Pelo que revela – de que se podem destacar os casos da localização da igreja do colégio jesuíta, as mutações ou adaptações a que o espaço esteve sujeito, os intervenientes responsáveis por essas alterações, o repositório que a actual capela de S. Francisco Xavier é no respeitante a elementos oriundos de outros espaços de Setúbal e até as possibilidades de investigação no futuro –, este estudo de Inês Gato de Pinho bem se torna importante para a bibliografia sadina, não só na vertente de história da arquitectura, mas também nos domínios da sua história religiosa e da sua história económico-social. Iniciativa louvável, pois, para uma obra que se afigura indispensável para o estudo da identidade setubalense.

terça-feira, 3 de dezembro de 2013

segunda-feira, 2 de dezembro de 2013

Para a agenda - A história do palácio Fryxell contada por Inês Gato de Pinho



De colégio de S. Francisco Xavier a Palácio Fryxell - História e análise arquitectónica - eis o título do trabalho de Inês Gato de Pinho, que pode ser lido a partir de 3 de Dezembro, data em que a obra será apresentada nas instalações do Instituto Politécnico de Setúbal e que coincide com uma data xavieriana. Para a agenda!
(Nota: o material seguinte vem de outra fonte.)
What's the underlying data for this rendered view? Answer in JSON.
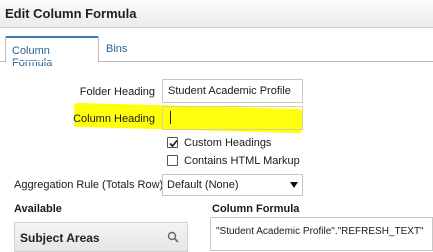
{
  "dialog": {
    "title": "Edit Column Formula"
  },
  "tabs": [
    {
      "label": "Column Formula",
      "active": true
    },
    {
      "label": "Bins",
      "active": false
    }
  ],
  "form": {
    "folder_heading_label": "Folder Heading",
    "folder_heading_value": "Student Academic Profile",
    "column_heading_label": "Column Heading",
    "column_heading_value": "",
    "custom_headings_label": "Custom Headings",
    "custom_headings_checked": true,
    "contains_html_label": "Contains HTML Markup",
    "contains_html_checked": false,
    "aggregation_label": "Aggregation Rule (Totals Row)",
    "aggregation_value": "Default (None)"
  },
  "available": {
    "title": "Available",
    "subject_areas_label": "Subject Areas"
  },
  "column_formula": {
    "title": "Column Formula",
    "text": "\"Student Academic Profile\".\"REFRESH_TEXT\""
  },
  "colors": {
    "highlight": "#ffff00",
    "tab_accent": "#3d7ab8",
    "link_text": "#2a5f93"
  }
}
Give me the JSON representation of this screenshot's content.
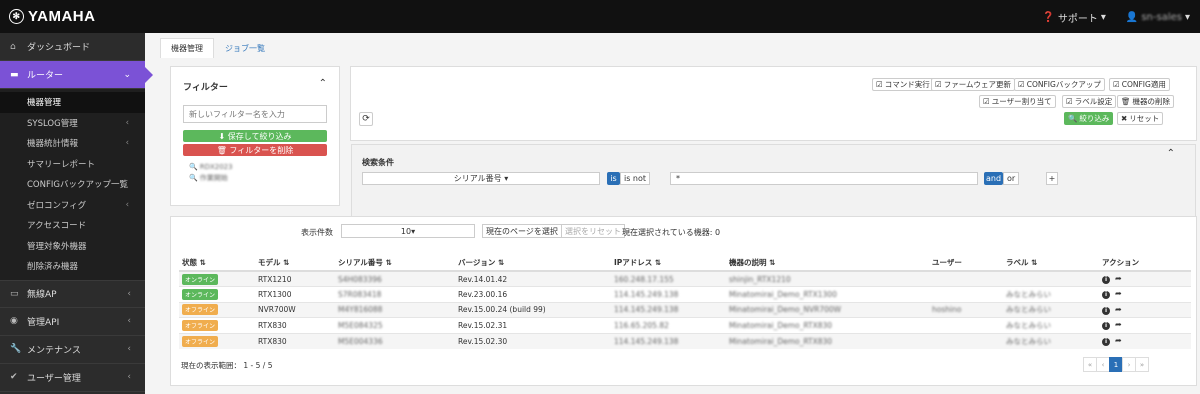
{
  "header": {
    "logo_text": "YAMAHA",
    "support": "サポート",
    "user": "sn-sales"
  },
  "sidebar": {
    "dashboard": "ダッシュボード",
    "router": "ルーター",
    "router_items": [
      {
        "label": "機器管理",
        "chev": ""
      },
      {
        "label": "SYSLOG管理",
        "chev": "‹"
      },
      {
        "label": "機器統計情報",
        "chev": "‹"
      },
      {
        "label": "サマリーレポート",
        "chev": ""
      },
      {
        "label": "CONFIGバックアップ一覧",
        "chev": ""
      },
      {
        "label": "ゼロコンフィグ",
        "chev": "‹"
      },
      {
        "label": "アクセスコード",
        "chev": ""
      },
      {
        "label": "管理対象外機器",
        "chev": ""
      },
      {
        "label": "削除済み機器",
        "chev": ""
      }
    ],
    "wireless_ap": "無線AP",
    "mgmt_api": "管理API",
    "maintenance": "メンテナンス",
    "user_mgmt": "ユーザー管理"
  },
  "tabs": [
    "機器管理",
    "ジョブ一覧"
  ],
  "filter": {
    "title": "フィルター",
    "placeholder": "新しいフィルター名を入力",
    "save": "保存して絞り込み",
    "delete": "フィルターを削除",
    "saved": [
      "RDX2023",
      "作業開始"
    ]
  },
  "actions": {
    "command": "コマンド実行",
    "firmware": "ファームウェア更新",
    "backup": "CONFIGバックアップ",
    "apply": "CONFIG適用",
    "assign_user": "ユーザー割り当て",
    "label": "ラベル設定",
    "delete": "機器の削除",
    "filter": "絞り込み",
    "reset": "リセット"
  },
  "search": {
    "title": "検索条件",
    "field": "シリアル番号",
    "is": "is",
    "is_not": "is not",
    "value": "*",
    "and": "and",
    "or": "or",
    "add": "+"
  },
  "table_controls": {
    "count_label": "表示件数",
    "count_value": "10",
    "select_page": "現在のページを選択",
    "reset_selection": "選択をリセット",
    "selected": "現在選択されている機器: 0"
  },
  "table": {
    "headers": [
      "状態",
      "モデル",
      "シリアル番号",
      "バージョン",
      "IPアドレス",
      "機器の説明",
      "ユーザー",
      "ラベル",
      "アクション"
    ],
    "rows": [
      {
        "status": "オンライン",
        "status_type": "online",
        "model": "RTX1210",
        "serial": "S4H083396",
        "version": "Rev.14.01.42",
        "ip": "160.248.17.155",
        "desc": "shinjin_RTX1210",
        "user": "",
        "label": ""
      },
      {
        "status": "オンライン",
        "status_type": "online",
        "model": "RTX1300",
        "serial": "S7R083418",
        "version": "Rev.23.00.16",
        "ip": "114.145.249.138",
        "desc": "Minatomirai_Demo_RTX1300",
        "user": "",
        "label": "みなとみらい"
      },
      {
        "status": "オフライン",
        "status_type": "offline",
        "model": "NVR700W",
        "serial": "M4Y816088",
        "version": "Rev.15.00.24 (build 99)",
        "ip": "114.145.249.138",
        "desc": "Minatomirai_Demo_NVR700W",
        "user": "hoshino",
        "label": "みなとみらい"
      },
      {
        "status": "オフライン",
        "status_type": "offline",
        "model": "RTX830",
        "serial": "M5E084325",
        "version": "Rev.15.02.31",
        "ip": "116.65.205.82",
        "desc": "Minatomirai_Demo_RTX830",
        "user": "",
        "label": "みなとみらい"
      },
      {
        "status": "オフライン",
        "status_type": "offline",
        "model": "RTX830",
        "serial": "M5E004336",
        "version": "Rev.15.02.30",
        "ip": "114.145.249.138",
        "desc": "Minatomirai_Demo_RTX830",
        "user": "",
        "label": "みなとみらい"
      }
    ]
  },
  "footer": {
    "range": "現在の表示範囲： 1 - 5 / 5",
    "pages": [
      "«",
      "‹",
      "1",
      "›",
      "»"
    ]
  },
  "colors": {
    "accent": "#7b52d6",
    "success": "#5cb85c",
    "danger": "#d9534f",
    "warning": "#f0ad4e",
    "primary": "#2a6fb6"
  }
}
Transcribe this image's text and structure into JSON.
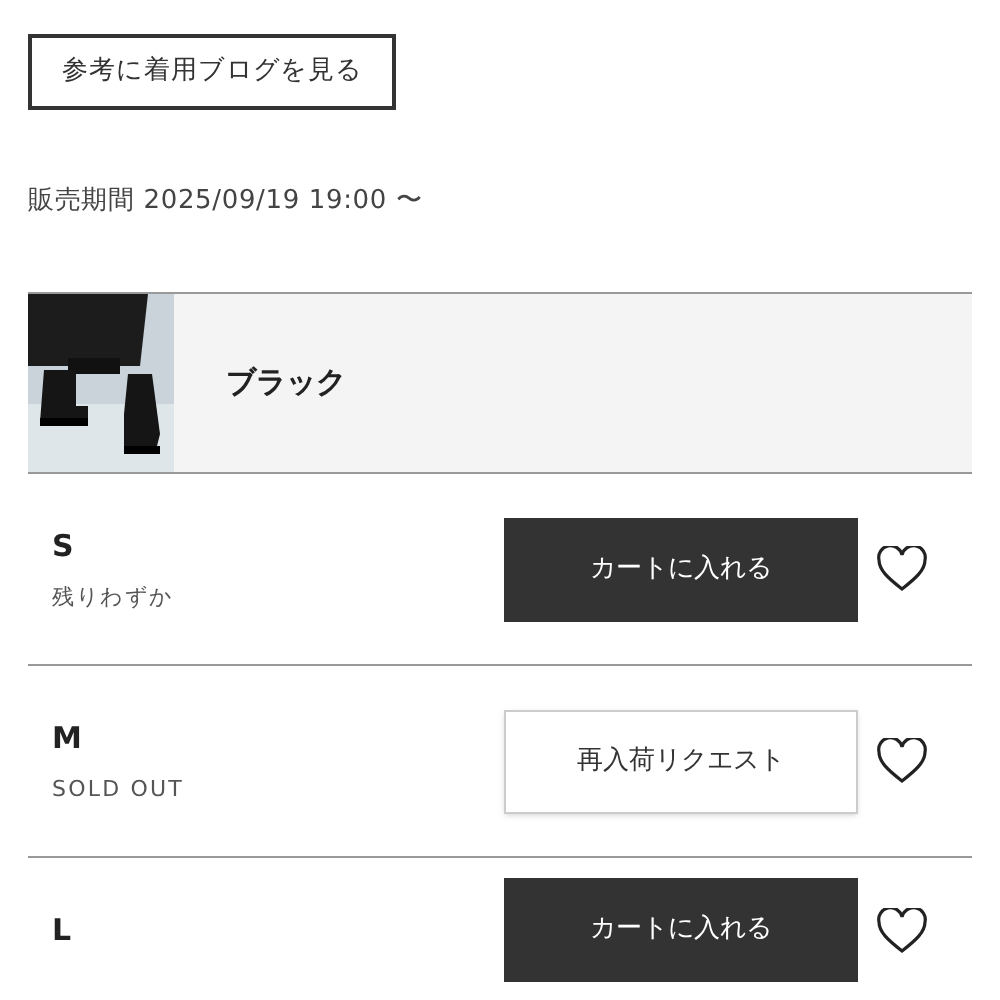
{
  "blog_button": {
    "label": "参考に着用ブログを見る"
  },
  "sale_period": "販売期間 2025/09/19 19:00 〜",
  "color_option": {
    "name": "ブラック"
  },
  "sizes": [
    {
      "size": "S",
      "stock": "残りわずか",
      "button": {
        "kind": "cart",
        "label": "カートに入れる"
      }
    },
    {
      "size": "M",
      "stock": "SOLD OUT",
      "button": {
        "kind": "restock",
        "label": "再入荷リクエスト"
      }
    },
    {
      "size": "L",
      "button": {
        "kind": "cart",
        "label": "カートに入れる"
      }
    }
  ]
}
domingo, 1 de dezembro de 2013

Para a agenda - No dia de S. Francisco Xavier, em Setúbal



S. Francisco Xavier anda envolto numa lenda em relação a Setúbal. Mas o certo é que é ele o padroeiro de Setúbal e tem direito a monumento ali à beira-Sado. Atesta também a ligação dos jesuítas a Setúbal, relação ainda pouco estudada. A LASA iniciou a tradição de celebrar o dia do padroeiro xavieriano, a que estão associadas outras instituições, designadamente a diocese, a autarquia e o Instituto Politécnico de Setúbal. Todo o programa tem interesse, mas devo destacar um muito bom contributo para a história local, que é a apresentação da obra de Inês Gato de Pinho sobre o Palácio Fryxell, casa ligada aos Jesuítas e, actualmente, ao IPS, mas que já foi várias outras coisas. Para a agenda, no dia 3 de Dezembro!